Kalva melangkah tanpa ragu. Deru napasnya terdengar berat, dan irama jantungnya berpacu. Matanya mengawasi sekitar yang mulai gelap seiring lenyapnya cahaya mentari yang tenggelam di barat sana. Langkah demi langkah ia kikis untuk menyusuri tempat tertinggi ini. Sayup-sayup, Kalva mendengar suara rintihan kesakitan dan kekehan lirih seseorang. Sepertinya ada orang lain di tempat ini.

Kalva sudah berada di tepian gedung, tetapi tidak mendapati siapa pun di sini. Tubuhnya berbalik dan menatap ke arah pintu masuk menuju areal ini, menatap lurus sebab ia melihat sesuatu yang bergerak di sana. Suara derap langkah dari sepatu kets yang beradu dengan lantai itu terdengar jelas pada keheningan ini. Jantunya semakin berpacu.

Suara derap langkah berganti dengan suara entakkan bumi. Kalva gemetaran. Lalu, tiba-tiba ada seseorang yang menghampirinya dengan cara berlarian ke arahnya. Entah siapa sebab wajahnya tidak begitu jelas terlihat, tetapi entah darimana asalnya Kalva bisa mengenali orang itu, sayangnya Kalva tidak bisa mendapatkan siapa nama itu.

Kalva yang terpaku hanya bisa memejamkan matanya sekuat mungkin, sehingga ia tidak dapat melihat aksi apa yang akan dilancarkan orang itu kepadanya. Dalam sekali entakkan tubuhnya beradu dengan terali tepi gedung, sehingga Kalva terjatuh dari pembatas gedung. Kalva berteriak, dan tubuhnya tersentak.

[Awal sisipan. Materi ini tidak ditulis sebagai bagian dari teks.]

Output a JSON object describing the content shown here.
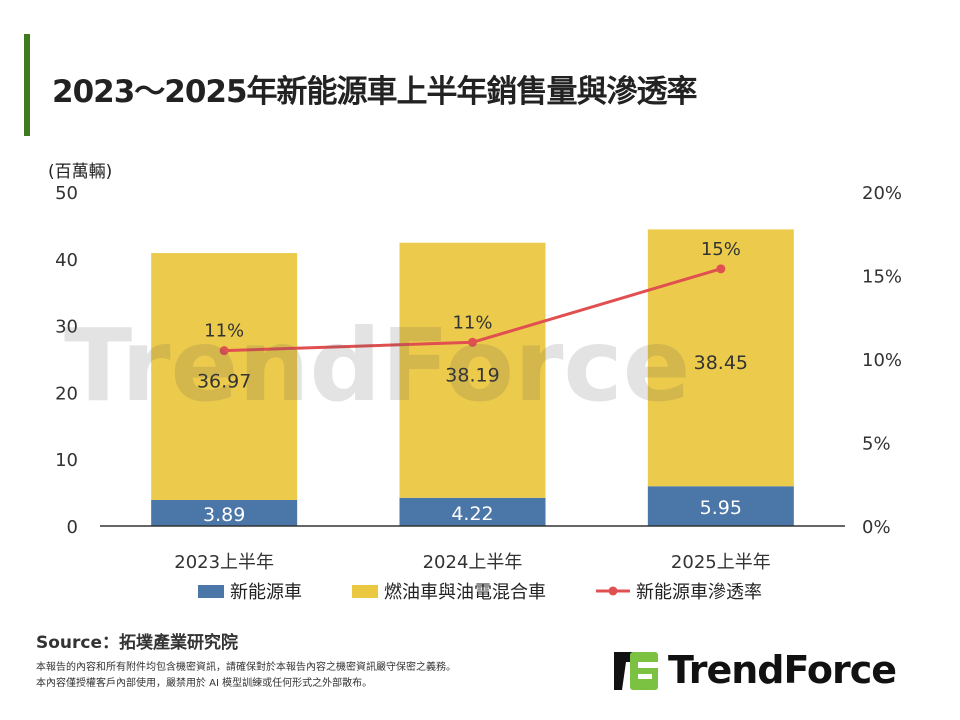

Kalva membuka matanya, ia berada di area yang gelap. Tiba-tiba sesuatu jatuh tepat di hadapannya. Sosok tubuh perempuan itu terjatuh di depannya dalam radius dua meter. Sontak Kalva berteriak.

"Bunda!" Kalva tersentak dari duduknya, mendapati kekosongan di sekitarnya padahal belum lama ada teman-temannya yang tengah asyik mendengarkan cerita dari Yuma. "Pada kemana ini abang-abang sekalian? Kenapa gua ditinggal sendirian di kelas? Mana mimpinya serem banget, anjir!"

Terbirit-birit, Kalva meninggalkan ruang kelasnya. Di luar ia mendapati teman-temannya yang berkumpul sambil berjongkok di lantai depan kelas. "Woi! Nggak ngajak, sialan lo pada," berang.